Tomorrow is Samhain, the day in the Celtic calendar that marks the changing of the year between the
light months when all the world (at least here in the Northern Hemisphere) goes mad with growth and reproduction, and the dark months when life takes a break and slows down for winter. (Most of us know tomorrow as Halloween, a time to dress in costume and beg for treats, or the day before Dia del Muerto, when we tend to the spirits of our dead.) It seems odd to be celebrating this transitional time, the holidays that mark the end of summer, here where a spring of sorts has just blossomed.

Or perhaps it’s not so odd. Life feels topsy-turvy in many ways, whether in the global sense as climate change causes wild swings in the planet’s weather, or the personal sense with perennially healthy Richard’s brain cancer diagnosis. So as we celebrate the turning of the year in the Celtic calendar, the change from the light time of year to the dark time, it occurs to me that the year is not so simple. It’s not just light and dark, summer and winter; nor is our existence as simple as life and death.

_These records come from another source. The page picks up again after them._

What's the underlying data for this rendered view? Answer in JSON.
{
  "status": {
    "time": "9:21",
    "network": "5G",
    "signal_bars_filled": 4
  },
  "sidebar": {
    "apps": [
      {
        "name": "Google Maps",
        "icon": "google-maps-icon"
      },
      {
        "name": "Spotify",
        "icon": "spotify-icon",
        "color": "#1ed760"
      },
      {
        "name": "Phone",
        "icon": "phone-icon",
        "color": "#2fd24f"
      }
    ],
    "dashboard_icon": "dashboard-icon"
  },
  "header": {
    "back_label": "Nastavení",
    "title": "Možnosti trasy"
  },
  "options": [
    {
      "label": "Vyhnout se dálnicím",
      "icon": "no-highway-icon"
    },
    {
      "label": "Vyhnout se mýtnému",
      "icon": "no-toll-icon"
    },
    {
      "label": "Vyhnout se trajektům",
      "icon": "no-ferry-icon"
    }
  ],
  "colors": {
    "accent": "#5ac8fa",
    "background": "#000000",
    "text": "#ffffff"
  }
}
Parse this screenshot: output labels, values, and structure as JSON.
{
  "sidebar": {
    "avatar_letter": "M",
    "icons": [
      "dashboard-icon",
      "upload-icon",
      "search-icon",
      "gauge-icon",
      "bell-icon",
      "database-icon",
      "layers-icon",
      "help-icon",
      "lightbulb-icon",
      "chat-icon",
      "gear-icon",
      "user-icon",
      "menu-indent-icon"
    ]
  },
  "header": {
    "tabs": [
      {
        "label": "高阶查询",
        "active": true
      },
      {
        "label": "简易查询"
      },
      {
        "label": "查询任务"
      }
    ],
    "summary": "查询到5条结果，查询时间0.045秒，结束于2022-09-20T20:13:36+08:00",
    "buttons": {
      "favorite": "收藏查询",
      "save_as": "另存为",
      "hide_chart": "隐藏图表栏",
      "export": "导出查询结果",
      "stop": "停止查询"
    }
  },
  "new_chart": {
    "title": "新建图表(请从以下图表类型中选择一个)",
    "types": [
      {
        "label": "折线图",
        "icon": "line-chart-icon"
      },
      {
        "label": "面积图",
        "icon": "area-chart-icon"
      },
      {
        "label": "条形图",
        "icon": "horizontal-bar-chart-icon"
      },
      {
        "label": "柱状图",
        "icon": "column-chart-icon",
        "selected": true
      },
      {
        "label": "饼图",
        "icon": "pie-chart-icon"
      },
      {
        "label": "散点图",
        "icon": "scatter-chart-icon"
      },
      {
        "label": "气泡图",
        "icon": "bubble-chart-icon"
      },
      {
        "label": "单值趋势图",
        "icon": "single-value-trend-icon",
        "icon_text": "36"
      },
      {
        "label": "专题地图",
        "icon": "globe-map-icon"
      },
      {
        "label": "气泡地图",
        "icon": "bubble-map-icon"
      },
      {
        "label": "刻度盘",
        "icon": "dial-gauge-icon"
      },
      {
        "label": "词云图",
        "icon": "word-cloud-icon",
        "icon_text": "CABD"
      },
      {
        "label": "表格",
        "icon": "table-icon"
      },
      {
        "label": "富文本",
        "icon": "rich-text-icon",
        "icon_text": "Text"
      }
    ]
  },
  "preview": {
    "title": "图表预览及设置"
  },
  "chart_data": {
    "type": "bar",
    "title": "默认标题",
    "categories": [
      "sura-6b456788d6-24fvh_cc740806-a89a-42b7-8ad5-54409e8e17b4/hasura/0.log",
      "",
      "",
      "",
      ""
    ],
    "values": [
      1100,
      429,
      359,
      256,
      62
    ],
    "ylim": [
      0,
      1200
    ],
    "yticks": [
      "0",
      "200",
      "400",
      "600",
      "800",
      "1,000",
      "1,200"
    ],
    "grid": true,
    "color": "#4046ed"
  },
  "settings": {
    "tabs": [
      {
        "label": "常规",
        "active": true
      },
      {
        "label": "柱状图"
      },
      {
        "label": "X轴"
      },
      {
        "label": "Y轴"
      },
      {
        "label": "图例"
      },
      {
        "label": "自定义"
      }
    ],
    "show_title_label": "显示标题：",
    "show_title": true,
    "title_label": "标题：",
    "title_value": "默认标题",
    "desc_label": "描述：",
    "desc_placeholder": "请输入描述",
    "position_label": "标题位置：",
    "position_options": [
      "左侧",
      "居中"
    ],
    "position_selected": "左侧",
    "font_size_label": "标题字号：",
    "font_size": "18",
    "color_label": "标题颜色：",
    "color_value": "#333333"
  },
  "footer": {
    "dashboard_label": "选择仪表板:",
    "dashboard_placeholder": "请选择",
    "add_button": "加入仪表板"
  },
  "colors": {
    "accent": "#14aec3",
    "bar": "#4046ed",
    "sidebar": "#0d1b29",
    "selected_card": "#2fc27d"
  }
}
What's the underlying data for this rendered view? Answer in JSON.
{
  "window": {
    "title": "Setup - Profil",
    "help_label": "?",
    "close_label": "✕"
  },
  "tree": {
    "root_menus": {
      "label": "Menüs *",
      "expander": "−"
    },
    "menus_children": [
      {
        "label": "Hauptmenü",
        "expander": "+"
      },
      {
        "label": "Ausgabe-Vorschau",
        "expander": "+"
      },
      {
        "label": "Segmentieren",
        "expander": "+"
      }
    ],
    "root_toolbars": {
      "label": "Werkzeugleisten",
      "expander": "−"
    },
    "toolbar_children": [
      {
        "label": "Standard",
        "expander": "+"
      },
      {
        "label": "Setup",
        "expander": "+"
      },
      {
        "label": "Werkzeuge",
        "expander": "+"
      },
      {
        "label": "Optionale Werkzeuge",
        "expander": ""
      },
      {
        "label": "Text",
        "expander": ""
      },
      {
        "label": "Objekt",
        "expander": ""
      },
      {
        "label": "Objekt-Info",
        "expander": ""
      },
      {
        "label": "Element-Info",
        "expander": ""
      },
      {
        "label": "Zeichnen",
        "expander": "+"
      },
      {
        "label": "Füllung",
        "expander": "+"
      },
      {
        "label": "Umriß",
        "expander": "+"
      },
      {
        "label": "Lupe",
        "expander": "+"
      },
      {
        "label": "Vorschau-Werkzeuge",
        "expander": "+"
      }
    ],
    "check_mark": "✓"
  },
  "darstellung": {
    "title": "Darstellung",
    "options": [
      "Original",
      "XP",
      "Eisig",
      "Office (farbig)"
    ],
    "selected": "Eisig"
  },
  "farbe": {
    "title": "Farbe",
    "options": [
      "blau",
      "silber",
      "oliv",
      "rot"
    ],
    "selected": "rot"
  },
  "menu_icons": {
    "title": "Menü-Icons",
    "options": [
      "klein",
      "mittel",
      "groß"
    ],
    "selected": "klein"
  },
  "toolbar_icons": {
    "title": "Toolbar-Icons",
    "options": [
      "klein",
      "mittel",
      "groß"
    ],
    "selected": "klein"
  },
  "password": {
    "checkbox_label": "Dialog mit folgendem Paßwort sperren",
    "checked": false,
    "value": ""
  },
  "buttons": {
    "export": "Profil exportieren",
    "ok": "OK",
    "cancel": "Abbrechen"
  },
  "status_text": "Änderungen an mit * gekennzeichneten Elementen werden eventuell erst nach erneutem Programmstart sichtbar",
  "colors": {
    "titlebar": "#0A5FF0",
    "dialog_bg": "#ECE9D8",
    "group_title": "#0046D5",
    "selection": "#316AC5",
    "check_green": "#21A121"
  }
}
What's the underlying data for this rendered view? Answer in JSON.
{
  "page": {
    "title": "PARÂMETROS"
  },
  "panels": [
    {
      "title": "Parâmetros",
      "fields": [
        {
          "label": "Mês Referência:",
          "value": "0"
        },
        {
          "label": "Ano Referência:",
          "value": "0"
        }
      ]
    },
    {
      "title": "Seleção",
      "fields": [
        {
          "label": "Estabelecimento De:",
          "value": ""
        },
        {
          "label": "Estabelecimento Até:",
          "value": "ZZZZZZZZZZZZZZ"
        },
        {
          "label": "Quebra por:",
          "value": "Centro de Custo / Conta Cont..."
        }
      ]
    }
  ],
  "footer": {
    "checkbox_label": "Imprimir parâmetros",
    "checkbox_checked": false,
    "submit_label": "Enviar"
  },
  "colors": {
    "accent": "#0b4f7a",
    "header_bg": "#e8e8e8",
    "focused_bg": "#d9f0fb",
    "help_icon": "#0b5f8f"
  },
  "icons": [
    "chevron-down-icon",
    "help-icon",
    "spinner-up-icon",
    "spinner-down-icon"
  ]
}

Life’s a cycle, and the part of the year when snow blankets the landscape and the days grow short is just as vital as the fertile time of longer days and wild growth. When the year goes quiet, life rests, recharges, and prepares for the next turning of the season. Once our lives were guided by that natural cycle of the year, and the rhythms of our days gave us a more generous kind of slowing down in winter. Now we press ourselves to go faster and do more, regardless of the season. It may be time to reclaim that hush, the unhurried pace, the breathing space that once came with the dark time of year. It may be that slowing down could yield the wisdom we need to walk forward into whatever lies ahead.